I am nursing the wounds of being an unwilling bachelor this week. The girlfriend is off on an excursion back east, which would explain why I am up at this ungodly hour, fully dressed and almost coherent despite the sun barely peeking over the Rincon Mountains.
The back yard has become the early morning roost of choice for a noisy coffee klatsch of house finches. It took several mornings of lying in bed half-awake to sort through the offset cascade of calls before I was able to extract a single identifiable phrase. They seem to start their songs a half-second apart, resulting in a rippling sound that is more like a maniacal giggle echoing through a canyon than the benign twittering of a couple dozen five-inch birds. It was kinda disturbing until I figured it out.
Once the sun comes up, the gaggle disperses somewhat and the individual songs come through more clearly, now joined by the three descending notes of the verdins and the occasional squawk of a Gila woodpecker. The thrashers keep to a more civilized schedule than these smaller birds, waiting until later in the morning to start knocking their beaks through the dust in search of breakfast.

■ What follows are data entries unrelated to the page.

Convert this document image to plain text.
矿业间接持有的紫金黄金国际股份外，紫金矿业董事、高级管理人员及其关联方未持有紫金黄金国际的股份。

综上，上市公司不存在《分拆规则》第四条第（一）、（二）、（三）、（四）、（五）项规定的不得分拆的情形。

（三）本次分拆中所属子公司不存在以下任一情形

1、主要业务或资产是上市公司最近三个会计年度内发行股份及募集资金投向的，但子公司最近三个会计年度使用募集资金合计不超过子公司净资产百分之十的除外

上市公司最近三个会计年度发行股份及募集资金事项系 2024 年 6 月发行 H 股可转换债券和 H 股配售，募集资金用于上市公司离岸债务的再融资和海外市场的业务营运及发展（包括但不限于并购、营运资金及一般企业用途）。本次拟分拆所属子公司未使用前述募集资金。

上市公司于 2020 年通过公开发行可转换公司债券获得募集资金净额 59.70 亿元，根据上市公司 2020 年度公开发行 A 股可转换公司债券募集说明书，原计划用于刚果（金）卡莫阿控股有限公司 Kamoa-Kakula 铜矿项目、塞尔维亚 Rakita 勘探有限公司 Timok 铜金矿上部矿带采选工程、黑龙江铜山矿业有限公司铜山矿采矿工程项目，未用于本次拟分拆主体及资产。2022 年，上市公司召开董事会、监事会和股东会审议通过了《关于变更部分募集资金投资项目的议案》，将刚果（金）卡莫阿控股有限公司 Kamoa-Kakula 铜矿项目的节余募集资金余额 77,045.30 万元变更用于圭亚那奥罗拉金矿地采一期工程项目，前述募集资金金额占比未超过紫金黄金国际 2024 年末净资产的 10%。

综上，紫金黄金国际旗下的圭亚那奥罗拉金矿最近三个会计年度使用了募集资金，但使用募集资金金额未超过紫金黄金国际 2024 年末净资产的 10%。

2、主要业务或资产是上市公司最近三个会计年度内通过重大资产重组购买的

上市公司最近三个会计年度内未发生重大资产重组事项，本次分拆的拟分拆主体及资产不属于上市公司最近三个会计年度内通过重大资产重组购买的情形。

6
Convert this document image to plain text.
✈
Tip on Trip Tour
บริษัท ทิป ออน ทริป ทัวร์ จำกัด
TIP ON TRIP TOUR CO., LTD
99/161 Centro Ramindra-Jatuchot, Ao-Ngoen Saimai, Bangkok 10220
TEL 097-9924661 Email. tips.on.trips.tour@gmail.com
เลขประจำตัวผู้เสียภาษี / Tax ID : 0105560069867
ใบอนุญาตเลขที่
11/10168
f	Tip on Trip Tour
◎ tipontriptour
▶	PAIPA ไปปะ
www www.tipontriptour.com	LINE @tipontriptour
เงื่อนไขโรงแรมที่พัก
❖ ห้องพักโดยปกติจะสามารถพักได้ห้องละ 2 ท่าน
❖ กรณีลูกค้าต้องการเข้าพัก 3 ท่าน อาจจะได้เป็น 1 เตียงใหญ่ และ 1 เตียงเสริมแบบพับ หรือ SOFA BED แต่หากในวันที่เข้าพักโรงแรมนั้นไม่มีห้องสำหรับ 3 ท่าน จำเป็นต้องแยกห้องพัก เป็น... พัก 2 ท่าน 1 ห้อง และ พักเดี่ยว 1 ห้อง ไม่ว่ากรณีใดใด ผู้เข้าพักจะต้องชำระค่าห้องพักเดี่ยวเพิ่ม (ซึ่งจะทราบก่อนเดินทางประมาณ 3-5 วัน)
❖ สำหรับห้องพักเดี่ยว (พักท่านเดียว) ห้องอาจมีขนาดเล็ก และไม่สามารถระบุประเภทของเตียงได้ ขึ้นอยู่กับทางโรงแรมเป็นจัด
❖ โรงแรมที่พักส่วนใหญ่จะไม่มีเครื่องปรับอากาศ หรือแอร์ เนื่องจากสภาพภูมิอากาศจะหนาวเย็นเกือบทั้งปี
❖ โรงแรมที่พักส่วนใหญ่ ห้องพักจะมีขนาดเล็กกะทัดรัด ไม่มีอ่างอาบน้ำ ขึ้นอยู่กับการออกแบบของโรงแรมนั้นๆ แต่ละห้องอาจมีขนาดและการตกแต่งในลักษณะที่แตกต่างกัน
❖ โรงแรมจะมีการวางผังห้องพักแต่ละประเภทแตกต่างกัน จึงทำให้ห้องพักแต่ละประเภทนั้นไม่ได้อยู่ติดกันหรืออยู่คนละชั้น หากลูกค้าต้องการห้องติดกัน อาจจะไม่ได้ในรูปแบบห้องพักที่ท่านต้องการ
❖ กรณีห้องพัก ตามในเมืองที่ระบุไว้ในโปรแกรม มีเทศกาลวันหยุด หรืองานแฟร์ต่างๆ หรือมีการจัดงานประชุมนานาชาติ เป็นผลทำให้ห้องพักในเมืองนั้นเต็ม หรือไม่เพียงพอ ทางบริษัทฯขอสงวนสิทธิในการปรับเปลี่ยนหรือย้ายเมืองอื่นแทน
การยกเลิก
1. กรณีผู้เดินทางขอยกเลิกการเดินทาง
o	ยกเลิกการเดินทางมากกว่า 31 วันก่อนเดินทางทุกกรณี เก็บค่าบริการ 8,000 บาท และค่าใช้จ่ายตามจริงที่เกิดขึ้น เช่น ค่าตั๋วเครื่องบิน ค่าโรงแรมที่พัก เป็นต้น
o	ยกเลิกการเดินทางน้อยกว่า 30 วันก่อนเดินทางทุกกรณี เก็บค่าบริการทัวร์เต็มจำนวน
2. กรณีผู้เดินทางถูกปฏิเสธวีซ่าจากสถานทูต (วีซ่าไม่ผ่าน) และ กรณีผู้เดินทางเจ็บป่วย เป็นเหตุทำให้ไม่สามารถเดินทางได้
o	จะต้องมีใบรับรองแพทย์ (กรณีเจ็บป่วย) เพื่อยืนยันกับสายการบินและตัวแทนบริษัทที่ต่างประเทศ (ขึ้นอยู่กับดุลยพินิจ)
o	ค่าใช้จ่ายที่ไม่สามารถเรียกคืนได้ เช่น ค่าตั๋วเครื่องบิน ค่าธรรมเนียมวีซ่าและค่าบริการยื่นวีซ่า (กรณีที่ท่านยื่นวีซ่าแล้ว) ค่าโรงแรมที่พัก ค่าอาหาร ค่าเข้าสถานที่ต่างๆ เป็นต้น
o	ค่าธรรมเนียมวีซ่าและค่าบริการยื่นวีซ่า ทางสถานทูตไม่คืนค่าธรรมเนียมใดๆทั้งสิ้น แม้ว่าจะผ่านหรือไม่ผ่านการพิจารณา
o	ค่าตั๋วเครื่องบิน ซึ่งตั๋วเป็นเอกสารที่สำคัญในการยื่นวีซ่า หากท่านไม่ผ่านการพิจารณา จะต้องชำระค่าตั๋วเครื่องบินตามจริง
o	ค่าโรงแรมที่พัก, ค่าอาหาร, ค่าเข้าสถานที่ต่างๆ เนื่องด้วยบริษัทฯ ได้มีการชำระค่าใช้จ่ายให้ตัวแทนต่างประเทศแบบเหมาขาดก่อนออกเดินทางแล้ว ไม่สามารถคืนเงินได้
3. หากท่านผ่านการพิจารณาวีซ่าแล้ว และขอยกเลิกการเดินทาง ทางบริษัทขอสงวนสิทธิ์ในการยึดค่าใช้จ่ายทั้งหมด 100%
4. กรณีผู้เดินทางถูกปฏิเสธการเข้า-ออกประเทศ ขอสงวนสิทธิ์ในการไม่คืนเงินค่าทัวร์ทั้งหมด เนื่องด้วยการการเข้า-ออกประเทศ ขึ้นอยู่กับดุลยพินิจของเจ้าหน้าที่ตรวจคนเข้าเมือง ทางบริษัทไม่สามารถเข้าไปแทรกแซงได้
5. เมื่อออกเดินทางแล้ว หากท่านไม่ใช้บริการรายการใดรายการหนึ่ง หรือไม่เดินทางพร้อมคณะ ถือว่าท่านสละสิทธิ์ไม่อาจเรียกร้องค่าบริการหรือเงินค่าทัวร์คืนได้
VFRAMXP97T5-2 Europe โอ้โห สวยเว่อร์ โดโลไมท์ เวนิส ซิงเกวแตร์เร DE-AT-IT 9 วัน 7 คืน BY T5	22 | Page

They neatly lopped off the first sweet peas to sprout in my garden a few weeks back, but have so far ignored the second batch of vines, as well as the three tiny tomatoes warily peeking out from inside their cages.
Wildflowers are scarce in the yard this time around. A few globe mallows have straggled in on the edges, but only one has flowered. Every year about this time I remember that I forgot to scatter seeds in the fall, and make a mental note to do better next fall. Then the note promptly falls off the bulletin board in my brain and joins the collection of other reminders like fix the screen door and call your grandmother that are gathering dust under the fridge or whatever other large appliances I may be keeping in there.
Despite the lack of flowers, I am heartened by the apparent health of the two little volunteer mesquite trees in the front yard. The wretched, hateful acacia trees are at least showing signs of growth, meaning they will now be shading roughly nine square feet of dirt apiece, an improvement over their previous useless, hateful existences. Seriously. You can't get close to these trees. In fact, don't even look at them or think about them too hard when you're out there or you'll find yourself stuck in the little bastards.
The thrashers have started their whee-wheet calling, which is my signal that it's time to go to work.